Di sisi lain, perwakilan Aliansi Pemuda Peduli Bangkalan, Ajib, menyampaikan kegelisahan warga yang merasa sudah memberikan pengorbanan besar demi proyek ini. Ia mengingatkan bahwa banyak warga yang bersedia melepas lahan mereka melalui proses penaksiran harga resmi dengan harapan adanya perubahan ekonomi di wilayah Jembatan Suramadu.

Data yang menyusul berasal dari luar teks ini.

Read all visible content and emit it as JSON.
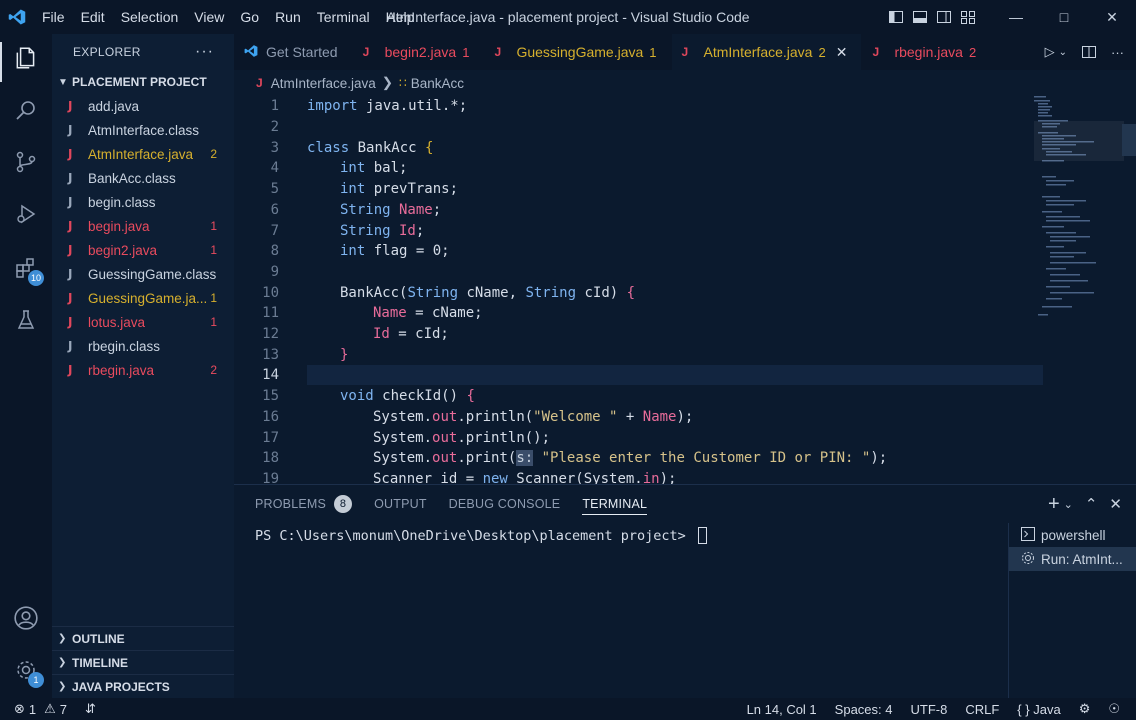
{
  "titlebar": {
    "menu": [
      "File",
      "Edit",
      "Selection",
      "View",
      "Go",
      "Run",
      "Terminal",
      "Help"
    ],
    "title": "AtmInterface.java - placement project - Visual Studio Code"
  },
  "activity": {
    "extensions_badge": "10",
    "manage_badge": "1"
  },
  "sidebar": {
    "header": "EXPLORER",
    "project": "PLACEMENT PROJECT",
    "files": [
      {
        "name": "add.java",
        "count": "",
        "status": "ok"
      },
      {
        "name": "AtmInterface.class",
        "count": "",
        "status": "ok"
      },
      {
        "name": "AtmInterface.java",
        "count": "2",
        "status": "warn"
      },
      {
        "name": "BankAcc.class",
        "count": "",
        "status": "ok"
      },
      {
        "name": "begin.class",
        "count": "",
        "status": "ok"
      },
      {
        "name": "begin.java",
        "count": "1",
        "status": "err"
      },
      {
        "name": "begin2.java",
        "count": "1",
        "status": "err"
      },
      {
        "name": "GuessingGame.class",
        "count": "",
        "status": "ok"
      },
      {
        "name": "GuessingGame.ja...",
        "count": "1",
        "status": "warn"
      },
      {
        "name": "lotus.java",
        "count": "1",
        "status": "err"
      },
      {
        "name": "rbegin.class",
        "count": "",
        "status": "ok"
      },
      {
        "name": "rbegin.java",
        "count": "2",
        "status": "err"
      }
    ],
    "outline": "OUTLINE",
    "timeline": "TIMELINE",
    "java_projects": "JAVA PROJECTS"
  },
  "tabs": [
    {
      "label": "Get Started",
      "num": "",
      "status": "plain"
    },
    {
      "label": "begin2.java",
      "num": "1",
      "status": "err"
    },
    {
      "label": "GuessingGame.java",
      "num": "1",
      "status": "warn"
    },
    {
      "label": "AtmInterface.java",
      "num": "2",
      "status": "warn",
      "active": true
    },
    {
      "label": "rbegin.java",
      "num": "2",
      "status": "err"
    }
  ],
  "breadcrumb": {
    "file": "AtmInterface.java",
    "symbol": "BankAcc"
  },
  "editor": {
    "line_numbers": [
      "1",
      "2",
      "3",
      "4",
      "5",
      "6",
      "7",
      "8",
      "9",
      "10",
      "11",
      "12",
      "13",
      "14",
      "15",
      "16",
      "17",
      "18",
      "19"
    ],
    "tokens": {
      "l1_kw": "import",
      "l1_rest": " java.util.*;",
      "l3_kw": "class",
      "l3_name": " BankAcc ",
      "l3_brace": "{",
      "l4_ty": "int",
      "l4_rest": " bal;",
      "l5_ty": "int",
      "l5_rest": " prevTrans;",
      "l6_ty": "String",
      "l6_fld": " Name",
      "l6_end": ";",
      "l7_ty": "String",
      "l7_fld": " Id",
      "l7_end": ";",
      "l8_ty": "int",
      "l8_rest": " flag = 0;",
      "l10_a": "BankAcc(",
      "l10_ty1": "String",
      "l10_b": " cName, ",
      "l10_ty2": "String",
      "l10_c": " cId) ",
      "l10_brace": "{",
      "l11_fld": "Name",
      "l11_rest": " = cName;",
      "l12_fld": "Id",
      "l12_rest": " = cId;",
      "l13_brace": "}",
      "l15_kw": "void",
      "l15_rest": " checkId() ",
      "l15_brace": "{",
      "l16_a": "System.",
      "l16_out": "out",
      "l16_b": ".println(",
      "l16_str": "\"Welcome \"",
      "l16_c": " + ",
      "l16_fld": "Name",
      "l16_d": ");",
      "l17_a": "System.",
      "l17_out": "out",
      "l17_b": ".println();",
      "l18_a": "System.",
      "l18_out": "out",
      "l18_b": ".print(",
      "l18_hint": "s:",
      "l18_sp": " ",
      "l18_str": "\"Please enter the Customer ID or PIN: \"",
      "l18_c": ");",
      "l19_a": "Scanner id = ",
      "l19_kw": "new",
      "l19_b": " Scanner(System.",
      "l19_in": "in",
      "l19_c": ");"
    }
  },
  "panel": {
    "tabs": [
      "PROBLEMS",
      "OUTPUT",
      "DEBUG CONSOLE",
      "TERMINAL"
    ],
    "problems_count": "8",
    "prompt": "PS C:\\Users\\monum\\OneDrive\\Desktop\\placement project> ",
    "terminals": [
      "powershell",
      "Run: AtmInt..."
    ]
  },
  "status": {
    "errors": "1",
    "warnings": "7",
    "position": "Ln 14, Col 1",
    "spaces": "Spaces: 4",
    "encoding": "UTF-8",
    "eol": "CRLF",
    "language": "Java"
  },
  "colors": {
    "background": "#0b1a2e",
    "error": "#e94b5e",
    "warning": "#d6b02e",
    "keyword": "#7fb4f0"
  }
}
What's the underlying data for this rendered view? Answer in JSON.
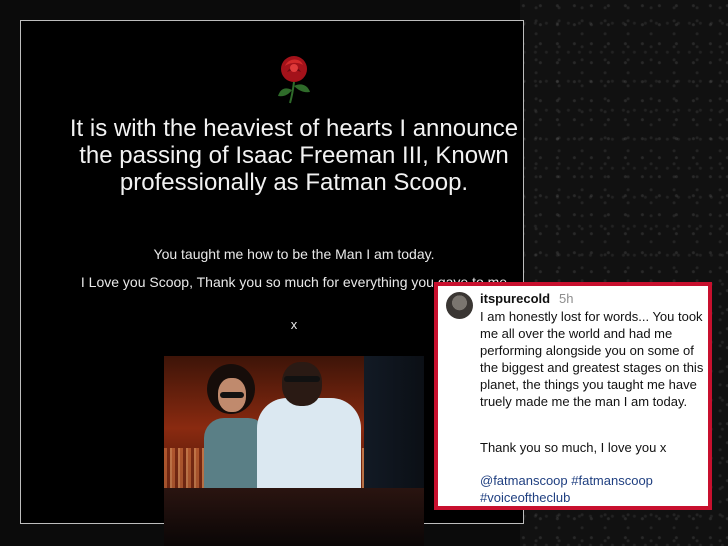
{
  "memorial": {
    "icon": "rose-icon",
    "headline": "It is with the heaviest of hearts I announce the passing of Isaac Freeman III, Known professionally as Fatman Scoop.",
    "line1": "You taught me how to be the Man I am today.",
    "line2": "I Love you Scoop, Thank you so much for everything you gave to me",
    "signoff": "x"
  },
  "post": {
    "username": "itspurecold",
    "time": "5h",
    "body": "I am honestly lost for words... You took me all over the world and had me performing alongside you on some of the biggest and greatest stages on this planet, the things you taught me have truely made me the man I am today.",
    "thanks": "Thank you so much, I love you x",
    "tags": "@fatmanscoop #fatmanscoop #voiceoftheclub",
    "border_color": "#c8102e",
    "tag_color": "#1f3f80"
  }
}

“Tujuan kami ke sini untuk memecah simpang siur informasi di tingkat bawah. Masyarakat sudah kooperatif menyerahkan tanah mereka meskipun harganya mungkin tidak seberapa. Kami tidak ingin proyek ini jadi impas atau buntu hanya karena masalah administrasi pelimpahan dari pusat ke kementerian atau provinsi,” tegas Ajib.
Meski diliputi rasa kecewa, Ajib menekankan bahwa aliansi pemuda tetap berkomitmen mendukung pembangunan di Madura. Ia mengakui bahwa tantangan internal seperti stabilitas keamanan dan keramahan terhadap investor menjadi pekerjaan rumah yang harus diselesaikan bersama oleh masyarakat lokal.